Volvió a su casa, con su familia, e hizo la comunión. En las fotos de entonces, en sepia, en blanco y negro, aparece con el aparato en la pierna que le enfermó el bicho, ésa que luego se taparía con los pantalones largos cuando se puso a trabajar. De vuelta a la barriada, descubrió que ésta se encontraba muy cerca del penal por el que tantos presos políticos y luchadores por la libertad y la democracia pasaron y recuerda las enormes colas de mujeres que se formaban a las puertas. No es la única historia que cuenta. Su juventud, como la de todos los jóvenes, también tuvo alegría.

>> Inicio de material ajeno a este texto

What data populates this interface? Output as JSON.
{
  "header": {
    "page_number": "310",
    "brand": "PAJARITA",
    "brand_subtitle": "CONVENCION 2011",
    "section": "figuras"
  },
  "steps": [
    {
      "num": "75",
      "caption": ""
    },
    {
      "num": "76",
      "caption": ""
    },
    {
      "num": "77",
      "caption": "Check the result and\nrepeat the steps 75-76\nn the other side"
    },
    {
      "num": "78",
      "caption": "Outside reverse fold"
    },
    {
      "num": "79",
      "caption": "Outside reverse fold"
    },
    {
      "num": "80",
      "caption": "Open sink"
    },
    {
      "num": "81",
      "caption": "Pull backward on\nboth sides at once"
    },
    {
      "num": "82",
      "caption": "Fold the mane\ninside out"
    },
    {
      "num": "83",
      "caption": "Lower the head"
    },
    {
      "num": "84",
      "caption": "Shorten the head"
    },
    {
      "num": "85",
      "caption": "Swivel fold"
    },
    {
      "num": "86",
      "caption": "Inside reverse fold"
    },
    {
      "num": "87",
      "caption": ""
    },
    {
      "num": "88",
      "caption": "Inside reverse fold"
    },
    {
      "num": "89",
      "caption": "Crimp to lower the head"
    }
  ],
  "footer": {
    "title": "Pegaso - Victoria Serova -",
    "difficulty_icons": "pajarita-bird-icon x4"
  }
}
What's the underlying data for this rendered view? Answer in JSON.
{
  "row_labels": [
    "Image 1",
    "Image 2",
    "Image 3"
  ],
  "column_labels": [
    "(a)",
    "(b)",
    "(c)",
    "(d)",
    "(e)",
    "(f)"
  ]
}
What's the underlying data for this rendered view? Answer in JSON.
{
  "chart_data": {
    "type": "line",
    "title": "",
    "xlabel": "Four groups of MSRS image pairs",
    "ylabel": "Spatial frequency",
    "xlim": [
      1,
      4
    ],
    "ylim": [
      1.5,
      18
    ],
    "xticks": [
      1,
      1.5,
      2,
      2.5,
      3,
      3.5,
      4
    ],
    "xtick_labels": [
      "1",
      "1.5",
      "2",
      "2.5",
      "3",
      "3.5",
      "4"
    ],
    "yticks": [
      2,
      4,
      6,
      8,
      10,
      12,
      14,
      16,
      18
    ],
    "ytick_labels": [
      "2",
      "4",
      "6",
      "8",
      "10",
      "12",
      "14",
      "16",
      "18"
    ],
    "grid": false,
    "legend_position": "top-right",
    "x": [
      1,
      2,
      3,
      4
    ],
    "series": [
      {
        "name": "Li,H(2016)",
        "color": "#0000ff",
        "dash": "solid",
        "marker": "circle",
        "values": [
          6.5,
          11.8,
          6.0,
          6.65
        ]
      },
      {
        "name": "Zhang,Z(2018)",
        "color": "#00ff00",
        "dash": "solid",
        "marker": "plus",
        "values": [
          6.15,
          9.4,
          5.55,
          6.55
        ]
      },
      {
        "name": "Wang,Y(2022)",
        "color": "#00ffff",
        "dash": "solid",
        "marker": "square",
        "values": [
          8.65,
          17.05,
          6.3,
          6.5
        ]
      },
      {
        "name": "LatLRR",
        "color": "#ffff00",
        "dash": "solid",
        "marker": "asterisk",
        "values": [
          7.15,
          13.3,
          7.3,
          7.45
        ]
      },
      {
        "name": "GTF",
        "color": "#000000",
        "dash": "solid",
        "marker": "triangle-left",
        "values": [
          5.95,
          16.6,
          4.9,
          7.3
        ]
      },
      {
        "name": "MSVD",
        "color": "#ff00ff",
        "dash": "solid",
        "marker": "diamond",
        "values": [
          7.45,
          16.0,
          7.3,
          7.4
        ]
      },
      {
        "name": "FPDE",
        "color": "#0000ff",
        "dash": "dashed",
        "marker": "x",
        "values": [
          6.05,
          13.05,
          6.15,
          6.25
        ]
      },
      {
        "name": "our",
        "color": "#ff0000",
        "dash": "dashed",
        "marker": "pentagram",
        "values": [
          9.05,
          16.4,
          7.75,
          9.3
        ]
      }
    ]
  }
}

Y muchos amigos. En la barriada. Y en esa calle donde estuvo su primer trabajo y que es la que une la catedral con el escenario de ese tremebundo 1 de abril de 1939. Aunque en su biografía también han dejado su huella todas las crisis económicas y las reformas laborales. Y la diferencia que supone trabajar en los servicios o en la industria.
A ese niño que ahora acaba de cumplir 79 años le salvó la vida un golpe de suerte. La caridad. Que a alguien -en este caso, a un poderoso- le diera lástima su situación y las lágrimas de su madre. Qué pena que fuera eso y no la democracia que garantiza derechos; qué lástima que en determinados momentos de la historia la vida y la muerte dependan de la buena voluntad de quien puedas llegar a conocer y no un sistema público de salud universal como el que cuando él era niño se empezaba a construir en el Reino Unido imbuido del 'espíritu del 45' -qué casualidad, su año- que narra Ken Loach en un excelente documental; o como el que le salvó la vida cuando se le detectó una afección coronaria.
Ese niño es mi padre, se llama Eusebio y siempre ha sabido que el antónimo de la arbitrariedad de la suerte y de la caridad es la justicia y la redistribución. Y así nos educó: «Ojalá pagáramos muchísimos impuestos, porque eso significaría que tenemos muchísimo dinero». Ésa ha sido siempre su manera de hacer pedagogía fiscal. Que seguir vivo dependiera de Yagüe no lo hizo simpatizante de ninguna dictadura y en cuanto que pudo se sacó el carné de la UGT.